Unfortunately, the JOBS Act is still not functioning, as the Securities and Exchange Commission is still working out the complexities. We are not sure when it will become the law of the land or what it will look like.
However, creative folks who were energized by the possibilities of the JOBS Act have found another way to get to crowdfunding, and that’s by using a little known and virtually unused exemption in SEC rules that allows intrastate — within Michigan for us — investment. And that brings us to HB 4996, the bill that Rep. Jenkins and 11 colleagues — Republicans and Democrats — introduced Sep. 18 and which passed the House Nov. 5with a 108-0 vote.
HB 4996 will allow non-accredited Michigan investors to invest up to $10,000 in a single crowdfunding investment, and a Michigan entrepreneur, business or investment to raise up to $1 million from those same non-accredited investors. Existing Michigan businesses that have audited financials can raise up to $2 million from non-accredited Michigan investors under the bill.
This changes everything. Start-up businesses — those entrepreneurs that every community in the country is longing for — struggle to put together capital to launch their businesses. It’s their No. 1 problem. Imagine if we could support those entrepreneurs and businesses that really build and maintain our economies, employ our citizens, provide the creativity and diversity that is really the strategic strength of capitalism.

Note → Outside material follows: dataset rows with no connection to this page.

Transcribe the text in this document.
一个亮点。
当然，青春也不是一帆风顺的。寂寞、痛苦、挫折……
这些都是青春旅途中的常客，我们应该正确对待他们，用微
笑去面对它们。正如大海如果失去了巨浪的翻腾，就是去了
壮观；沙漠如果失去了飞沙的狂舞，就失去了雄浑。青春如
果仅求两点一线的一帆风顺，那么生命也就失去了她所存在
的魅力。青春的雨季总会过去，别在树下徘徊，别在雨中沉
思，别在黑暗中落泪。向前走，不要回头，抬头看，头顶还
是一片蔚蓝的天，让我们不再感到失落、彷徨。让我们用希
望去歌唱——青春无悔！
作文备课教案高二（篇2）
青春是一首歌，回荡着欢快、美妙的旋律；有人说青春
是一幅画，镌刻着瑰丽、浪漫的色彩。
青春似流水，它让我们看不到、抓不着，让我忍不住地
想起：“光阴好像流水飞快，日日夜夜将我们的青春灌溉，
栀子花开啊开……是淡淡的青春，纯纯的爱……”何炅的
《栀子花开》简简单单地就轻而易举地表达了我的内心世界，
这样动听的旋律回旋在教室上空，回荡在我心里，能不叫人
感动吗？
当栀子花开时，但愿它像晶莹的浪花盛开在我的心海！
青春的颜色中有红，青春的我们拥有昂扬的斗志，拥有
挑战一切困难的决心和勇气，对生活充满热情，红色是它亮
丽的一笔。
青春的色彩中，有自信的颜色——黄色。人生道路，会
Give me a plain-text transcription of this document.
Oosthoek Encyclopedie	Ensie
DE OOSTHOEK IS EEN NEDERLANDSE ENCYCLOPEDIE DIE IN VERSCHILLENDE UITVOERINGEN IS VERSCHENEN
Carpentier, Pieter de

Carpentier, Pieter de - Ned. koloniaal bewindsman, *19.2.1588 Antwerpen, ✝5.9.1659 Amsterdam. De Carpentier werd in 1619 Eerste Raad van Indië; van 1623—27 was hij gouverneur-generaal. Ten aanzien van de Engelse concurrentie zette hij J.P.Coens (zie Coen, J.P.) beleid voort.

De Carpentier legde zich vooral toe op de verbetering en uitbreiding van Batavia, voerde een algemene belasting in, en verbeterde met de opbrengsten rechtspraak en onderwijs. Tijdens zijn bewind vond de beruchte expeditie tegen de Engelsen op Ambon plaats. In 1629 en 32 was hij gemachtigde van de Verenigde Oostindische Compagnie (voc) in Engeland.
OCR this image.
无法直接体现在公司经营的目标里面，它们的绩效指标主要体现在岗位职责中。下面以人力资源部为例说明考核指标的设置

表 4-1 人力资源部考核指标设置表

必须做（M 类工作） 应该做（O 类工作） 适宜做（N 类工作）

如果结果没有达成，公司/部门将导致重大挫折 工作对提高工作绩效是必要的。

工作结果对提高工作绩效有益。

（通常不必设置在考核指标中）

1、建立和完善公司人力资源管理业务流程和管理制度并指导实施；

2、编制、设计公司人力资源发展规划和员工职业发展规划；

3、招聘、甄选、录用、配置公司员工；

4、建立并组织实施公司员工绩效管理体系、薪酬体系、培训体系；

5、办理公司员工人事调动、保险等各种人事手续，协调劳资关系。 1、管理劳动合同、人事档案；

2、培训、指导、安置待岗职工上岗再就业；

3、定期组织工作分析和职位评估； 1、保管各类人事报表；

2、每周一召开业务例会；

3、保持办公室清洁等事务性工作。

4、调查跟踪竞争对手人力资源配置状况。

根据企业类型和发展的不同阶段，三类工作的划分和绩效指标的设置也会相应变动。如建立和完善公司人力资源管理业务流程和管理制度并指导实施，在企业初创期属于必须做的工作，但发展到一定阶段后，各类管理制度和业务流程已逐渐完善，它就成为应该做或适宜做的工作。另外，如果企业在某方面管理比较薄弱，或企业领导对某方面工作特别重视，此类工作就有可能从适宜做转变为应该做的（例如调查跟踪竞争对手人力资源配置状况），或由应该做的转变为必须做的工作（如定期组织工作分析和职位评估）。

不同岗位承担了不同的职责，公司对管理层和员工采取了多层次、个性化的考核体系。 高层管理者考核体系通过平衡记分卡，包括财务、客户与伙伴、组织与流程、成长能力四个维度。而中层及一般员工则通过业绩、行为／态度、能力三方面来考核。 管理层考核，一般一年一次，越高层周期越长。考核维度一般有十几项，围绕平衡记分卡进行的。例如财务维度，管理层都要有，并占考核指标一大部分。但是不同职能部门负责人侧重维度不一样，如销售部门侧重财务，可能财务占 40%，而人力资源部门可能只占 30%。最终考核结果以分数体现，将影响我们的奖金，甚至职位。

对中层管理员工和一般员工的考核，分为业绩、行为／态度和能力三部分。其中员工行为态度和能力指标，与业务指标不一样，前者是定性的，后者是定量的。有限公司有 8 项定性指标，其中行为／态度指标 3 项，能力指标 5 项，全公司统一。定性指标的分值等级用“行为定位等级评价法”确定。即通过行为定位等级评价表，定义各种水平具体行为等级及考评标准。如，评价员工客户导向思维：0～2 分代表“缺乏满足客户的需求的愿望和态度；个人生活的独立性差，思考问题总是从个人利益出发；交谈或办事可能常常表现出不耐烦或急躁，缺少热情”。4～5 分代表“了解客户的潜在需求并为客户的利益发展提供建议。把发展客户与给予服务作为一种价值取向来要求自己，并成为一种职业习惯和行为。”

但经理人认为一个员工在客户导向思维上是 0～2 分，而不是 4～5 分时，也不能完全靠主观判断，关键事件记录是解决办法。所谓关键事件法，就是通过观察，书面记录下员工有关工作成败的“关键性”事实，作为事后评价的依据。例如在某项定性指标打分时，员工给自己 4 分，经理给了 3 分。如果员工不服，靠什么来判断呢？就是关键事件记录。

Existing small businesses, which provide the greatest employment growth opportunity, also struggle finding capital, especially in the wake of the Great Recession. HB 4996 promises to inject their efforts with local capital as well, and will allow the people in their own communities — people in Michigan — an opportunity to support businesses they know best.
We know entrepreneurs love cities, we know businesses love entrepreneurs, and we know entrepreneurial activity brings a vibrancy and economic strength to our communities and to our state. We are working hard to make hundreds of Great Places in Michigan; let’s add this important tool to our toolbox.
So what happens if crowdfunding happens in Michigan? We can’t wait to see.
This article is co-authored by Daniel P. Gilmartin, executive director and CEO of the Michigan Municipal League; Elisabeth R. Gerber and Jack L. Walker Jr., professors of Public Policy, University of Michigan; and Christopher D. Miller, DDA & economic development coordinator, city of Adrian.